The Director and Star of ‘Love Lies Bleeding’ on Their Bloody, Wildly Fun Queer Fever Dream

Why set the film in the 1980s? Could it have taken place today?

Glass: One of the main reasons for putting it in the past was wanting it to be pre-internet or pre–social media. What I liked about doing it before everyone became so connected is that it heightens the fact that both Lou and Jackie are misfits and alone. They’re both from different small towns, very isolated, and haven’t found their people because they’re not physically around them. So when the two cross paths, there’s recognition there.

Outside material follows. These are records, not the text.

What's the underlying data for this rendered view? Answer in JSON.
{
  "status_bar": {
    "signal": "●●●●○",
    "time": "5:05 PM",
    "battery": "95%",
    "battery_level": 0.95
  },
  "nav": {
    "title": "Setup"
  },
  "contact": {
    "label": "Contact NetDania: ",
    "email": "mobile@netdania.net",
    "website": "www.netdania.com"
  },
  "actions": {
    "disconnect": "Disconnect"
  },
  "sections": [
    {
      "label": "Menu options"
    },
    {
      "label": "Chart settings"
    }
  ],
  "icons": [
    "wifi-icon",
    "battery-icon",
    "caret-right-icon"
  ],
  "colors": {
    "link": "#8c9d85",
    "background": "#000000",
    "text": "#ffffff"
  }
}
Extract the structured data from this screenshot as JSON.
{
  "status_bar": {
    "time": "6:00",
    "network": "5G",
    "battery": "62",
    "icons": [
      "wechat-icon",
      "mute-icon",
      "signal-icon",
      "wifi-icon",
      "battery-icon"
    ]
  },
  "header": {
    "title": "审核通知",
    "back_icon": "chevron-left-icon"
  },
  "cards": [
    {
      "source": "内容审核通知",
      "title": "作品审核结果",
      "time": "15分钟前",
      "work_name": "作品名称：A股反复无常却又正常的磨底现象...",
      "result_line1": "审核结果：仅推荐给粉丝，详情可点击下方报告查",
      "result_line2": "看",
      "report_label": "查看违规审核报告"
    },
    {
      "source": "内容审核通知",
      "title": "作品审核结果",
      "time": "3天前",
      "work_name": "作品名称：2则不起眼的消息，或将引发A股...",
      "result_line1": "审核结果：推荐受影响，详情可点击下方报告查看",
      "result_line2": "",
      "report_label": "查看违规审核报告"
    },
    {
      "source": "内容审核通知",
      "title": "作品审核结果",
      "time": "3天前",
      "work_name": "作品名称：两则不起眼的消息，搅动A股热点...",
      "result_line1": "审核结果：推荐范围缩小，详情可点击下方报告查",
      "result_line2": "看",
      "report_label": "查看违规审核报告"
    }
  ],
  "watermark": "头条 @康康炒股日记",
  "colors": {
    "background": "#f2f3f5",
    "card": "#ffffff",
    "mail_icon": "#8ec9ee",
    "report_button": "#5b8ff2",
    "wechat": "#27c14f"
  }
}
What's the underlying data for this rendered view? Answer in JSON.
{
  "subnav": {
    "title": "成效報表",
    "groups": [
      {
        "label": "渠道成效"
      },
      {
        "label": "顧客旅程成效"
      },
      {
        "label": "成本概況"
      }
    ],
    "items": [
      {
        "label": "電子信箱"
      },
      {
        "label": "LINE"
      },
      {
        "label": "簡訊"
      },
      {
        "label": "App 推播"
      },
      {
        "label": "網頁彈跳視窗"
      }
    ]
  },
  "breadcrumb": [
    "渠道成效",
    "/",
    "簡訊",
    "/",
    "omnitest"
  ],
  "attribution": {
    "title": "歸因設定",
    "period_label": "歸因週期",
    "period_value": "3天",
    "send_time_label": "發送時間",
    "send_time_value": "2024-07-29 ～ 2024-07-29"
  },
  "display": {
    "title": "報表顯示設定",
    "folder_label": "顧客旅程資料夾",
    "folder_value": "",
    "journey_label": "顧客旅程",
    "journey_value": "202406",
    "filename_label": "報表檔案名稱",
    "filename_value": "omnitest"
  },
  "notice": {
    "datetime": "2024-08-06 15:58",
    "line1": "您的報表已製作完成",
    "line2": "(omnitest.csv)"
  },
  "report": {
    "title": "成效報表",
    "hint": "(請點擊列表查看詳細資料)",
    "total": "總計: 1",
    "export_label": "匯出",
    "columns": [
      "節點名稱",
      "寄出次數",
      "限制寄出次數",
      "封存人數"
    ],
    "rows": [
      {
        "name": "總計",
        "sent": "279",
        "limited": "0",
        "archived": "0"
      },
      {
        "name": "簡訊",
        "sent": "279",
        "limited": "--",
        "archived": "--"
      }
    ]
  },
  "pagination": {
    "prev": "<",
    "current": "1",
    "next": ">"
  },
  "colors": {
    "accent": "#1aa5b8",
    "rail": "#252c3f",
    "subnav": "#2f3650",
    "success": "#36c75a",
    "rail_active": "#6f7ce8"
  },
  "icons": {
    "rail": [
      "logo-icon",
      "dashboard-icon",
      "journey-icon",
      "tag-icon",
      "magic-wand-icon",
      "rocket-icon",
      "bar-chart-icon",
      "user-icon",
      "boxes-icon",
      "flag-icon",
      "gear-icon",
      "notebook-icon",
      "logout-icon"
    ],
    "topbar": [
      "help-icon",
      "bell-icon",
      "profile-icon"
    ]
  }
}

The year 1989 was right before anabolic steroids became illegal, so in the film there’s a naivete to how they’re being handled. And this excess of the ’80s and more, bigger just before the ’90s, when everyone becomes more nihilistic—I thought Jackie’s the ’80s and Lou’s the ’90s, a love story between a romantic and a cynic.

Katy, you’re an accomplished martial artist, and one of the leads of True Detective: Night Country, Kali Reis, is a former pro boxer. Is there something about this moment that’s particularly primed for depictions of complex women whose physical strength is also foregrounded?

O’Brian: Hollywood has made a big push to be more supportive of female writers and directors. These aren’t things that are weird to us—a lot of women box, go to the gym, work out.

Glass: The way that both Katy and Kristen appear in this film shouldn’t be radical. There are many women who look like both these characters. How people are responding to seeing them as main characters versus how unextraordinary it is in real life—the fact that’s such a stark contrast just highlights the homogeneity that, as everyone’s well aware, has been present in films for a long time.

The film also has a real playfulness and sexiness in its depiction of desire, even amid all the menace and violence.

Glass: There’s a lot of queer films in particular, and a certain type of tasteful period lesbian film, where all the looking is done very secretly and with longing in a sense of forbiddenness. So I enjoyed that here they’re both more horny and blatant. When Lou sees Jackie across the gym, if I’m referencing anything there, it’s the bit in The Mask where Jim Carrey sees Cameron Diaz across the bank. It was fun to lean into the silliness.